Jeffrey Chernick, 70, the Stanfordville, N.Y. owner of a firm that represents China and Hong Kong toy manufacturers, pleaded guilty in a Fort Lauderdale federal court to filing a false tax return that failed to disclose $8 million in offshore assets, prosecutors said.

He faces up to three years in prison and a maximum $250,000 fine. But prosecutors wrote in a plea agreement they may recommend leniency based on his cooperation. Defense attorney Douglas Tween could not be reached for comment.

Chernick's guilty plea stems from a broader court battle in which the U.S. Justice Department has demanded names of the American owners of roughly 52,000 secret UBS accounts. UBS and the Swiss government have refused, arguing that compliance would violate their country's renowned banking secrecy laws.

A court conference to assess the status of settlement talks in that case is scheduled for Wednesday.

Chernick signed a court-filed statement of facts in which he acknowledged that he established a Hong Kong corporation in 1981 and opened offshore accounts in the firm's name to conceal commissions paid by Chinese and Hong Kong firms for toy sales in the U.S.

He established other secret offshore accounts over time, including one at a UBS banking location in the Cayman Islands, Chernick acknowledged.

His admissions follow similar recent guilty pleas to tax charges by two other UBS clients: Stephen Michael Rubinstein, a Boca Raton accountant, and Robert Moran, a Fort Lauderdale yacht broker.

Chernick's admissions could increase settlement pressure on UBS in the broader federal case. The bank in February agreed to pay $780,000 in a settlement that deferred criminal prosecution of charges that its bankers made repeated secret trips to the U.S. and illegally helped wealthy American clients evade federal taxes.

According to the statement of facts, an unidentified Swiss banker assured Chernick that a $45,000 secret payment to an unidentified Swiss government official produced an assurance that details of Chernick's offshore accounts "were not designated to be turned over to United States authorities."

Chernick also acknowledged that a Swiss attorney not identified by name in the statement talked him out of disclosing his offshore holdings to the IRS last year.
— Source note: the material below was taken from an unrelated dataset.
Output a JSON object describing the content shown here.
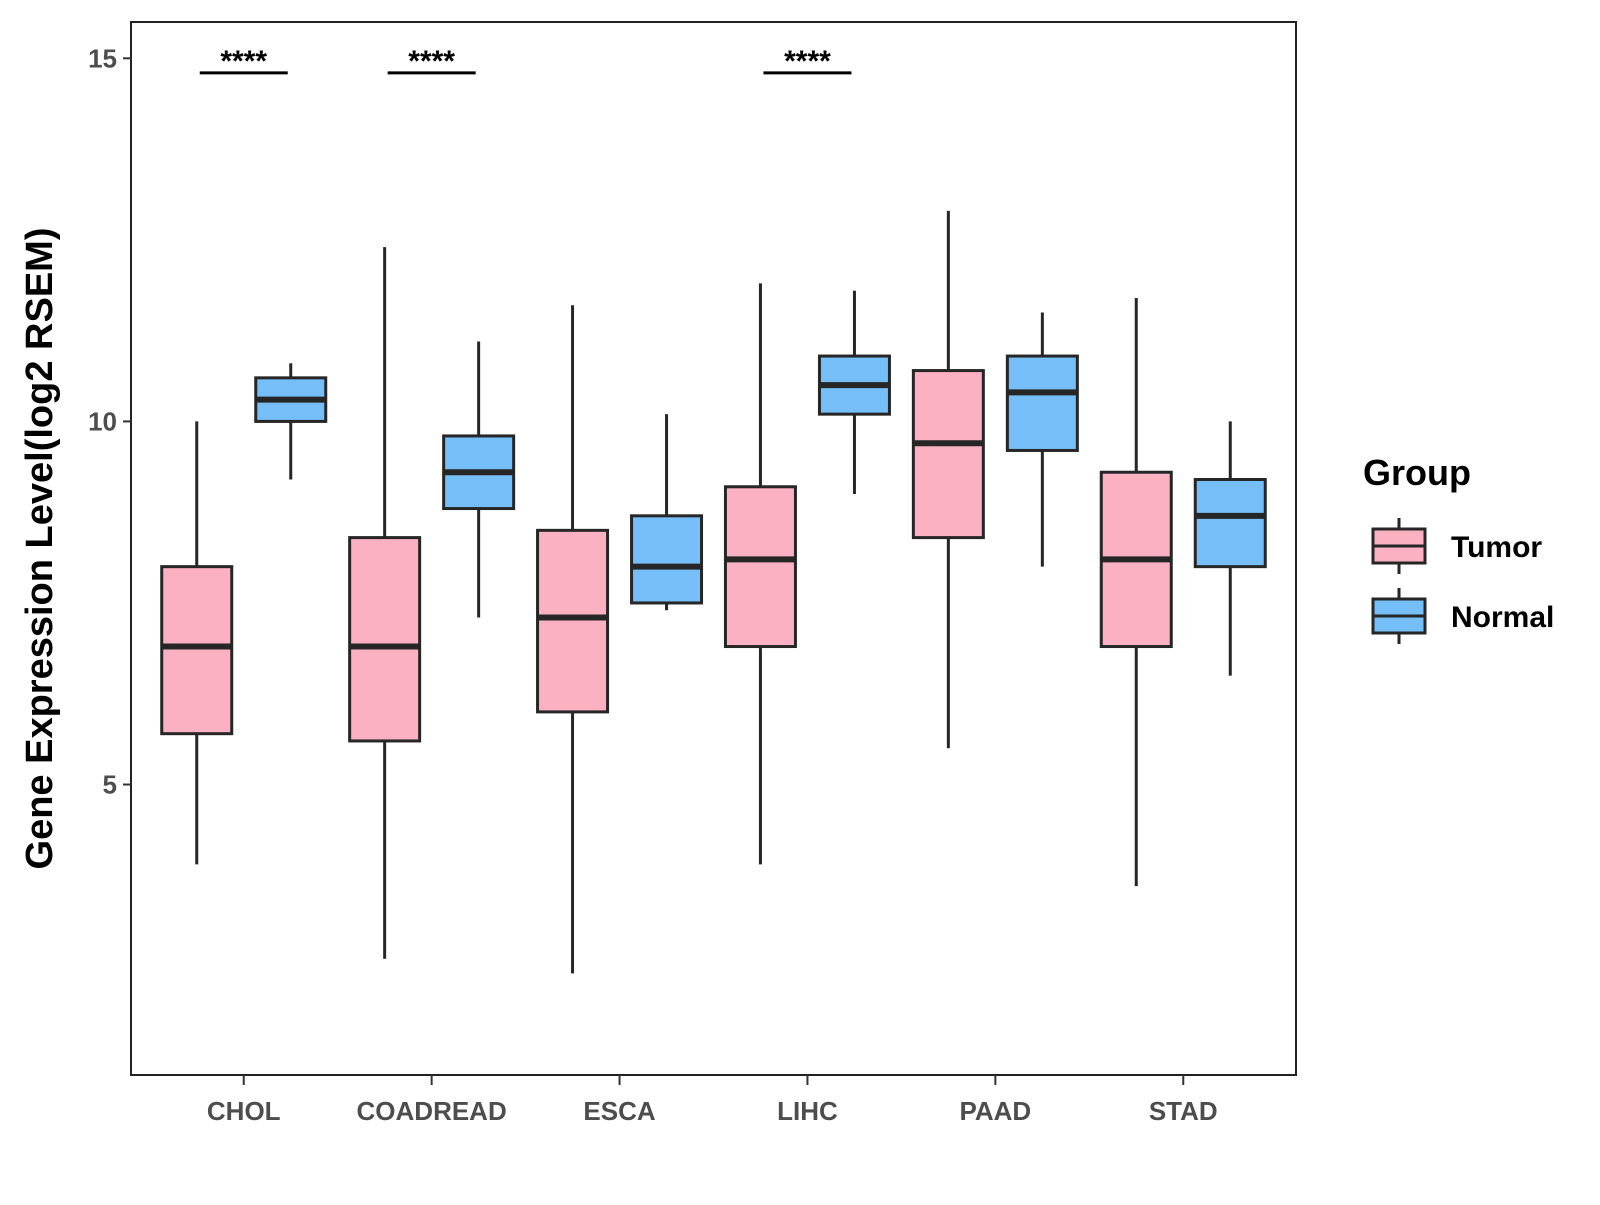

Additionally, Chernick confirmed that bankers from UBS and a smaller, unidentified Swiss bank met with him repeatedly at various U.S. locations to discus his offshore assets. According to the statement, an unnamed Swiss bank executive and a Swiss attorney "would dress as tourists" for the meetings "to avoid detection" by U.S. authorities.

The guilty plea may also increase pressure on Americans with secret offshore accounts to voluntarily contact the IRS under a program that offers reduced penalties. Failure to come forward by the program's Sept. 23 deadline "exposes these Americans to increased penalties and possible criminal prosecution," said John DiCicco, Acting Assistant Attorney General for the Justice Department's tax division.